Following its inclusion in Beall’s list, some researchers and academics still consider it a reputable publisher, while others have raised concerns about its business model and the peer review process. However, based on the above-mentioned criteria, scholars can easily spot which journals are truly predatory. For example, one of the journals in the Frontiers group, Frontiers in Medicine (not to be mistaken with Frontiers of Medicine by Springer Nature publisher), is currently a member of the Committee on Publication Ethics (COPE) and indexed in: UGC CARE, Scopus, Web of Science (SCIE), DOAJ, and PubMed, with the latest impact factor of Frontiers in Medicine, is 5.058, SJR (SCImago Journal Rank) of 1.388 and indexed in Scopus in the Quartile Q1. An indexed journal means that the journal has passed a review process of specific requirements done by a journal indexer. Therefore, it should be helpful to differentiate it from the true predatory journal.

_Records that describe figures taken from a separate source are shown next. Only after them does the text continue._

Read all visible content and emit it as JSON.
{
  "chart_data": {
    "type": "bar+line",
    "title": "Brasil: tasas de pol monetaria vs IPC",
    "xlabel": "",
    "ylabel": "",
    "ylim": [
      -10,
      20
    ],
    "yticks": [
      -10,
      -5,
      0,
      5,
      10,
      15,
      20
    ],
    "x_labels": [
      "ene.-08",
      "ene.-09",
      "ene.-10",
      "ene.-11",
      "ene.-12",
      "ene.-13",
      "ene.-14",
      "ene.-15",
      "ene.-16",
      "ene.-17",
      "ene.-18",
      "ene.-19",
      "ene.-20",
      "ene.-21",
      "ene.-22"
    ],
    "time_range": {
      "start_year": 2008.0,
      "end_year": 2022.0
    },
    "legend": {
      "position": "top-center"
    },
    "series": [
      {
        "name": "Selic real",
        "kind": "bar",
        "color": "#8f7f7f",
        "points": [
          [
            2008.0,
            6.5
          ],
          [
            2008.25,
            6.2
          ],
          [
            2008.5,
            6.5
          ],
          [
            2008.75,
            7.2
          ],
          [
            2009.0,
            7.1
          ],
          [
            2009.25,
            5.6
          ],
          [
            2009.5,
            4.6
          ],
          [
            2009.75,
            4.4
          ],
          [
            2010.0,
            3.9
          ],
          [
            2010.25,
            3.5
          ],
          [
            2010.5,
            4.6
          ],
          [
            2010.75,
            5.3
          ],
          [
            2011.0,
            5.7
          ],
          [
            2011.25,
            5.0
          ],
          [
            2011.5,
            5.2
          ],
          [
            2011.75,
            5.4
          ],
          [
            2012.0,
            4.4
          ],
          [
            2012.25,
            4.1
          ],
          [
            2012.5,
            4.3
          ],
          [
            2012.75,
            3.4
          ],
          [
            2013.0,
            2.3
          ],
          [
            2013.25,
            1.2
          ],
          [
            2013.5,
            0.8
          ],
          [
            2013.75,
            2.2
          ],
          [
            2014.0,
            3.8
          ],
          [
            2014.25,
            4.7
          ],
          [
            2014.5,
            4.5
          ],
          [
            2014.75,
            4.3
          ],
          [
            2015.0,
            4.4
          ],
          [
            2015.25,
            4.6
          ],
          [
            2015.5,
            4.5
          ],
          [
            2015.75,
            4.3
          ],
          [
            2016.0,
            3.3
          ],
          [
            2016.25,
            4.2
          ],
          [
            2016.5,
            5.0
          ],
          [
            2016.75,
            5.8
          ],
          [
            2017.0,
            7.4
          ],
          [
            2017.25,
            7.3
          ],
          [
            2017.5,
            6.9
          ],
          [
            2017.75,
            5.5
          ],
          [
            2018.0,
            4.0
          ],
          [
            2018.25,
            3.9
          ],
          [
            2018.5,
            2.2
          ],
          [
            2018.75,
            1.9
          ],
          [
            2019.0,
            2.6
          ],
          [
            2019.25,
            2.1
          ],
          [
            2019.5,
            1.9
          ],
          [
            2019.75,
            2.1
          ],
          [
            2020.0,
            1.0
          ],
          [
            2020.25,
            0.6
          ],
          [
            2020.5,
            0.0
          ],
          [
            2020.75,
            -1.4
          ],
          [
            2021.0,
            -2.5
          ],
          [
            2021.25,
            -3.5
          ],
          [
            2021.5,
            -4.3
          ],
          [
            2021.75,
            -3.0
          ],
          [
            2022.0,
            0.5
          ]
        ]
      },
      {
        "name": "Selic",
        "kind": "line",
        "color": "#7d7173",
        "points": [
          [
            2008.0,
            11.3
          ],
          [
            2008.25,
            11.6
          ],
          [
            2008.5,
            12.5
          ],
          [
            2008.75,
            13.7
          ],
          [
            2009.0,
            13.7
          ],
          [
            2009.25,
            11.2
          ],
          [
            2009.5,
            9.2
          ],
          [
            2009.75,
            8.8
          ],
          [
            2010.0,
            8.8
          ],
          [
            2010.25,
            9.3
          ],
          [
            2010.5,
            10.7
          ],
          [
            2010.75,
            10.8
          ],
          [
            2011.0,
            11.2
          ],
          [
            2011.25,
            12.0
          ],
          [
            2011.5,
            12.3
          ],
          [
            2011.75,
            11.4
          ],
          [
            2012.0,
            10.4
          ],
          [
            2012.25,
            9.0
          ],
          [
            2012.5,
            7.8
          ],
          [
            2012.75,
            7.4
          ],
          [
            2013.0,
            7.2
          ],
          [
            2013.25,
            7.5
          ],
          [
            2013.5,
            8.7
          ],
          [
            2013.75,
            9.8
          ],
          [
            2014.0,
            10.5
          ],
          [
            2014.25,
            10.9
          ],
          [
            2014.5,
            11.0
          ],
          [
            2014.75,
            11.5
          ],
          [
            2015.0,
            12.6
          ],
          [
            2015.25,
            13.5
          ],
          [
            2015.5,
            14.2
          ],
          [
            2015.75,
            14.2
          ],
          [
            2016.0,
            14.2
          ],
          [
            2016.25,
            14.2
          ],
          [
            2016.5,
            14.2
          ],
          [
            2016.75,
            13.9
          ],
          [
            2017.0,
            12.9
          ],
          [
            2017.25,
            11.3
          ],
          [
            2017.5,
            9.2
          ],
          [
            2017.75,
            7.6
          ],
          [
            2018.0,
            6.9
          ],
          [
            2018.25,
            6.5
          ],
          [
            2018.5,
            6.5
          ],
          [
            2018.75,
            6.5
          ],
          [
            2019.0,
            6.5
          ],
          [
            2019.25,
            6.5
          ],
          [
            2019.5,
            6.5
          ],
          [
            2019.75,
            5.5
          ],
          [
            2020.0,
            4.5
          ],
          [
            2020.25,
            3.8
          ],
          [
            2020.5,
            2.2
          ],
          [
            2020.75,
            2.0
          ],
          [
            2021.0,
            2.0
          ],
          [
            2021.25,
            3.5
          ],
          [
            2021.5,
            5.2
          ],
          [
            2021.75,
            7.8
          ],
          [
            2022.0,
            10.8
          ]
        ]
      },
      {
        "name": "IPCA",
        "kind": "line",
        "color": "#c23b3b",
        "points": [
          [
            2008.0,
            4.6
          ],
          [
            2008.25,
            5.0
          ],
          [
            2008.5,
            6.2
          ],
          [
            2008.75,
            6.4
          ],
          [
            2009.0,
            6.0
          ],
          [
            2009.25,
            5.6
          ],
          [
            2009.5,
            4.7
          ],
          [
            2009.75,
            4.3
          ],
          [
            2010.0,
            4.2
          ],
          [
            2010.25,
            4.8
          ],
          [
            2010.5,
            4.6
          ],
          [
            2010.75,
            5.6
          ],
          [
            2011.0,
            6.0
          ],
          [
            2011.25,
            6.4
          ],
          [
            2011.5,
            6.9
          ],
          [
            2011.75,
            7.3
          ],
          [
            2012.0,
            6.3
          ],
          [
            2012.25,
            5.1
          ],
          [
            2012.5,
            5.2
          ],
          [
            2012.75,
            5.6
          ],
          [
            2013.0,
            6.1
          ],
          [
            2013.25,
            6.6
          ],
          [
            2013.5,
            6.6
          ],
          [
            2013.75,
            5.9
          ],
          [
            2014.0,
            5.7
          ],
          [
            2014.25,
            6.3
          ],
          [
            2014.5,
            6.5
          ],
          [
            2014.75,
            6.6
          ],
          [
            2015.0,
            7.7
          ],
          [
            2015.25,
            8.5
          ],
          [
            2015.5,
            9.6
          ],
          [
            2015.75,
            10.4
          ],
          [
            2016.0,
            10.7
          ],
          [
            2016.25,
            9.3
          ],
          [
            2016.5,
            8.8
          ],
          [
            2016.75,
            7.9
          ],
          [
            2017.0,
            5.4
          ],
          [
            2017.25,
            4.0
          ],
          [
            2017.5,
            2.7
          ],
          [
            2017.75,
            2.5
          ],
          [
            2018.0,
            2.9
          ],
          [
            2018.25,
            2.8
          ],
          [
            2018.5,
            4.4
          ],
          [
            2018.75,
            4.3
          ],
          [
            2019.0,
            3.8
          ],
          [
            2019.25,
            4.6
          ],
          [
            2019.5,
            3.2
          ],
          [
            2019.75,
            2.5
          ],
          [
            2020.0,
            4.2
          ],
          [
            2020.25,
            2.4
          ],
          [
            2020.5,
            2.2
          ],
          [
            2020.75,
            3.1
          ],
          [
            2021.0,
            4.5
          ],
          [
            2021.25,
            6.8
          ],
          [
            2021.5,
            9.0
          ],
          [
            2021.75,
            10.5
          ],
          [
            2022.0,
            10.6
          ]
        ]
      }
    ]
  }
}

Evaluating obvious black-and-white cases of predatory publishing is relatively simple. In modern publishing, how academics, librarians and their institutions handle the multiple shades of grey – and where they draw economic and professional lines between legitimate and illegitimate – will be a much more significant and profound challenge. Efforts to counter predatory publishing need to be constant and adaptable. Predatory journals also quickly adapt to policies and measures designed to foil them. As scientific publishers experiments with new formats and business models online, it has become increasingly easy for fake publishers to masquerade as legitimate ones.

References:

  1. Elmore SA, Weston EH. Predatory journals: what they are and how to avoid them. Toxicologic pathology. 2020 Jun;48(4):607-10.
  2. Ferris LE, Winker MA. Ethical issues in publishing in predatory journals. Biochemia Medica. 2017 Jun 15;27(2):279-84.
  3. Torres CG. Editorial misconduct: the case of online predatory journals. Heliyon. 2022 Feb 24:e08999.
  4. Strinzel M, Severin A, Milzow K, Egger M. Blacklists and white-lists to tackle predatory publishing: a cross-sectional comparison and thematic analysis. MBio. 2019 Jun 25;10(3):e00411-19.
  5. Beall J Predatory publishers are corrupting open access. Nature 9 12, 2012 2012;489(7415):179. doi: 10.1038/489179a [PubMed: 22972258]
  6. Beall J What I learned from predatory publishers. Biochemia Medica. 2017;27(2):273–278. doi: 10.11613/bm.2077.029 [PubMed: 28694718]
  7. Grudniewicz A, Moher D, Cobey KD, Bryson GL, Cukier S, Allen K, Ardern C, Balcom L, Barros T, Berger M, Ciro JB. Predatory jour-nals: no definition, no defence. Nature. 2019 Dec 12;576(7786):210-2.